While it is true that the proposed condemnation action was to acquire the Soka site, the issue was not Soka but the impropriety of one county's action as it affects property in another county. To the best of my knowledge, this was the first time an outside agency attempted to condemn property in this county. The letter makes no mention of Soka University.

Mr. Brown seems to condone illegal actions when they fulfill his ends, but he is very pious when he impugns the motives of others. By law, the Santa Monica Mountains Conservancy must follow established procedures in acquiring properties for the park. It was Mr. Brown's friends who tried to "bend the rules." The conservancy was caught and spanked by the judge. Nowhere in Mr. Brown's commentary is that mentioned.

The Soka proposal raises a number of legitimate questions that must be dealt with as part of our public hearing process. Mr.
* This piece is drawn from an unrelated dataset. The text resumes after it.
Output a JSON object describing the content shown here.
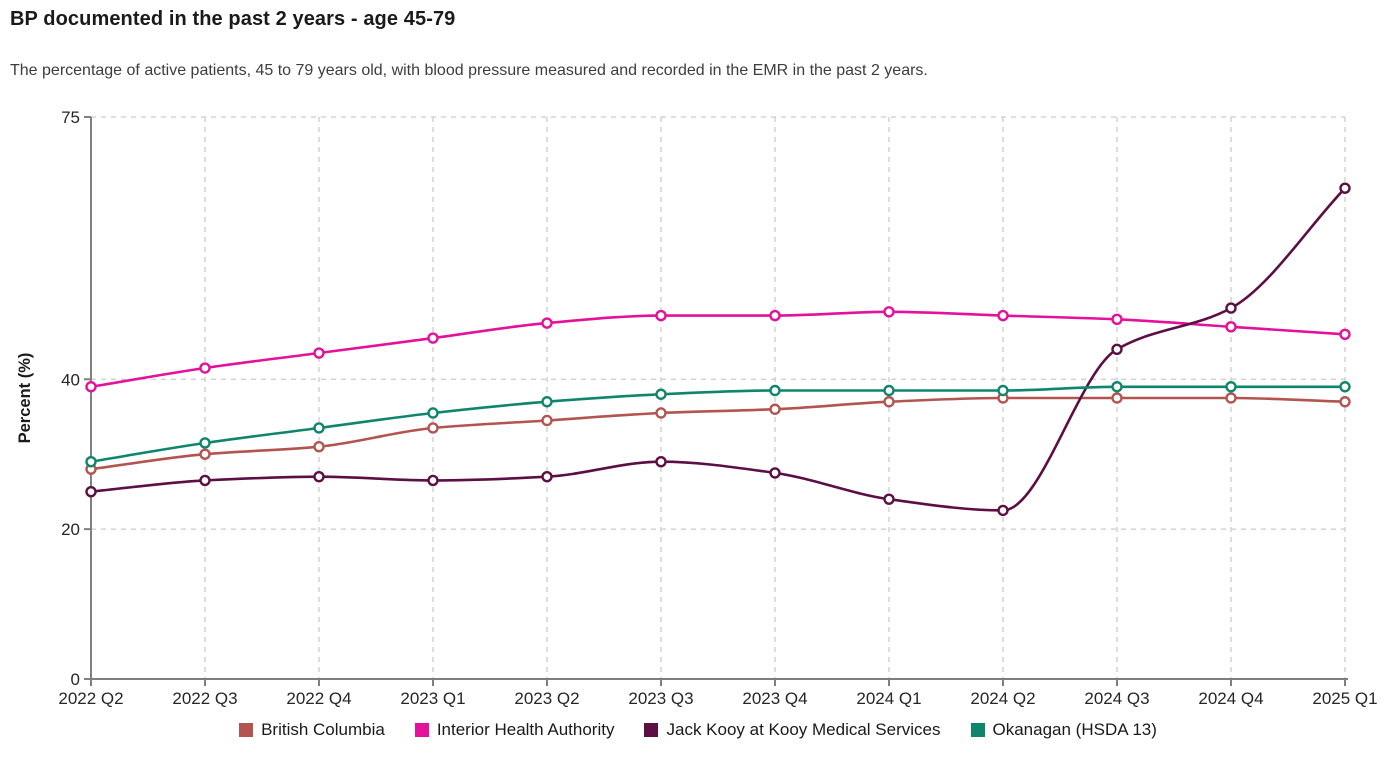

Brown would serve everyone better if he stuck to those real issues instead of raising bogus ones.

MICHAEL D. ANTONOVICH

Supervisor, 5th District

County of Los Angeles

Public Land Buys Bring Trouble

* I would like to comment on Joseph Edmiston's letter (May 23) about "the importance of public purchase of the property to protect for all times its spectacular natural and historic resources" in reference to the public acquisition of Soka University.

In these times, public purchases by our government is the worst thing that can happen to a piece of land. Lets review the facts:

* The state of California is so poor it depends on Pepsi-Cola for playground equipment donations, the L. A. Clippers for improvement of basketball courts and a home-building firm (Kaufman & Broad) to build a dog-exercise park, all in the San Fernando Valley.

* A new policy change has opened millions of acres of national parks to strip mining for coal.

* The national forests are heavily logged.

* We now have to pay $23 per year for a permit to hike in our own county-owned parks.

* The Los Angeles City Council voted to close several parks in the Sepulveda Basin at sundown because of vagrants and criminal activity at night.

The Mountains Recreation and Conservation Authority has strongly supported the Baldwin and Micor developments which add 800 homes to the Las Virgenes area, remove more than 2,000 oak trees and grade 25 million cubic yards of earth.

At the same time, this agency has spent close to $500,000 of taxpayers' money in a two-year attempt to seize Soka University land.

In contrast, the public has free access to 582 acres of Soka University every day. Over 80% of the land will remain wild. Only 160,000 cubic yards of soil will be graded in areas previously developed or cultivated. Also, Soka University currently pays $500,000 per year in taxes.